Are you a small business owner ready to seek outside funding? You might think that finding a lender is the initial step. However, there’s an important financial ratio you should understand first.
The debt-service coverage ratio (DSCR) helps determine whether or not your business can take on a loan and the size of small business loan you can handle. Additionally, lenders frequently use DSCR as a way to evaluate whether they should lend money to a business. Having a good debt service coverage ratio can be critical to getting low-cost funds for your business.
What is the Debt-Service Coverage Ratio?
DSCR measures a business’s ability to cover its debt payments. Debt payments can include loan or credit card payments, leases or other costs associated with running your business. To put it simply, DSCR shows how much cash a business has to cover loan or other debt payments.
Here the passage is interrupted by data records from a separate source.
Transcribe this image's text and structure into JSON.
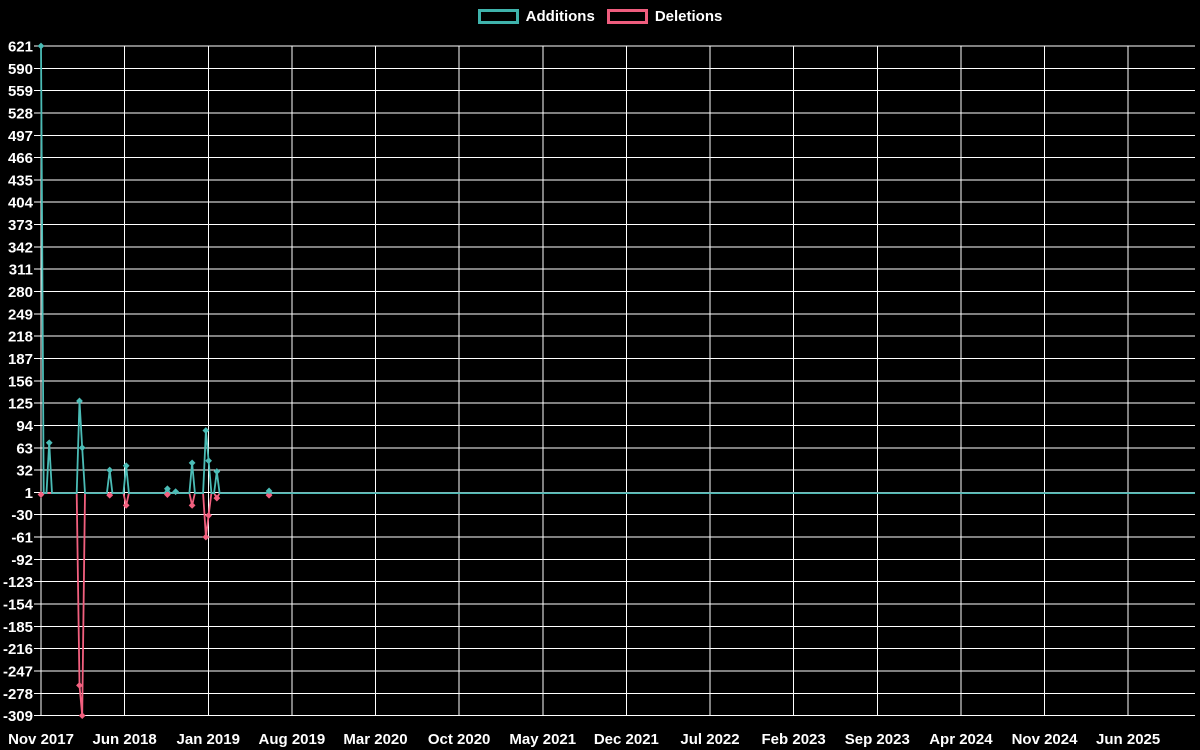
{
  "legend": {
    "items": [
      {
        "label": "Additions",
        "color": "#3fb3ac"
      },
      {
        "label": "Deletions",
        "color": "#ef5d7e"
      }
    ]
  },
  "colors": {
    "background": "#000000",
    "grid": "#ffffff",
    "text": "#ffffff",
    "additions": "#4bbcb6",
    "deletions": "#f2607f"
  },
  "chart_data": {
    "type": "line",
    "title": "",
    "legend_position": "top-center",
    "grid": true,
    "series_names": [
      "Additions",
      "Deletions"
    ],
    "x_axis": {
      "labels": [
        "Nov 2017",
        "Jun 2018",
        "Jan 2019",
        "Aug 2019",
        "Mar 2020",
        "Oct 2020",
        "May 2021",
        "Dec 2021",
        "Jul 2022",
        "Feb 2023",
        "Sep 2023",
        "Apr 2024",
        "Nov 2024",
        "Jun 2025"
      ],
      "tick_interval_months": 7
    },
    "y_axis": {
      "max": 621,
      "min": -309,
      "tick_step": 31,
      "ticks": [
        621,
        590,
        559,
        528,
        497,
        466,
        435,
        404,
        373,
        342,
        311,
        280,
        249,
        218,
        187,
        156,
        125,
        94,
        63,
        32,
        1,
        -30,
        -61,
        -92,
        -123,
        -154,
        -185,
        -216,
        -247,
        -278,
        -309
      ]
    },
    "weeks_total": 420,
    "default_point": {
      "additions": 0,
      "deletions": 0
    },
    "points": [
      {
        "week": 0,
        "additions": 621,
        "deletions": -2
      },
      {
        "week": 3,
        "additions": 70,
        "deletions": 0
      },
      {
        "week": 14,
        "additions": 128,
        "deletions": -267
      },
      {
        "week": 15,
        "additions": 63,
        "deletions": -309
      },
      {
        "week": 25,
        "additions": 32,
        "deletions": -3
      },
      {
        "week": 31,
        "additions": 38,
        "deletions": -17
      },
      {
        "week": 46,
        "additions": 6,
        "deletions": -2
      },
      {
        "week": 49,
        "additions": 2,
        "deletions": 0
      },
      {
        "week": 55,
        "additions": 42,
        "deletions": -17
      },
      {
        "week": 60,
        "additions": 87,
        "deletions": -61
      },
      {
        "week": 61,
        "additions": 45,
        "deletions": -31
      },
      {
        "week": 64,
        "additions": 30,
        "deletions": -7
      },
      {
        "week": 83,
        "additions": 3,
        "deletions": -3
      }
    ]
  }
}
Calculating Debt-Service Coverage Ratio
You can calculate the DSCR of your business by dividing your net operating income by total debt service. DSCR is frequently a number between 0 and 2.
Debt Service Coverage Ratio = Net Operating Income ÷ Total Debt Service
If debt service coverage ratio is 1.5, this means a business’s cash flow can cover 150% of its yearly loan payments. Similarly, if a business’s debt service coverage ratio is 0.8, this means that the business can only cover 80% of its yearly loan payments.
What DSCR Do I Need to Qualify for a Business Loan?
All lenders have their own criteria for evaluating your DSCR but generally speaking, you have a good chance of qualifying if your DSCR is greater than 1.25. The higher your DSCR is above 1.25, the greater the chance that you will be approved and receive the best terms. A business with a DSCR less than 1.0 wouldn’t even be able to cover its loan payments in full.
How to Improve Your Debt-Coverage Service Ratio
If your DSCR isn’t high enough to qualify for a low-cost business loan, there are a few strategies you can use to raise your number.
One way is to simply increase business revenues. If that’s not a reality at this time, lowering your business expenses can bring the number up. You can also bring down the amount of outstanding debt your business is carrying. Doing all three together has the most impact.
Even if you aren’t seeking a small business loan now, it’s still a good idea to monitor your DSCR in case you apply for a loan down the road.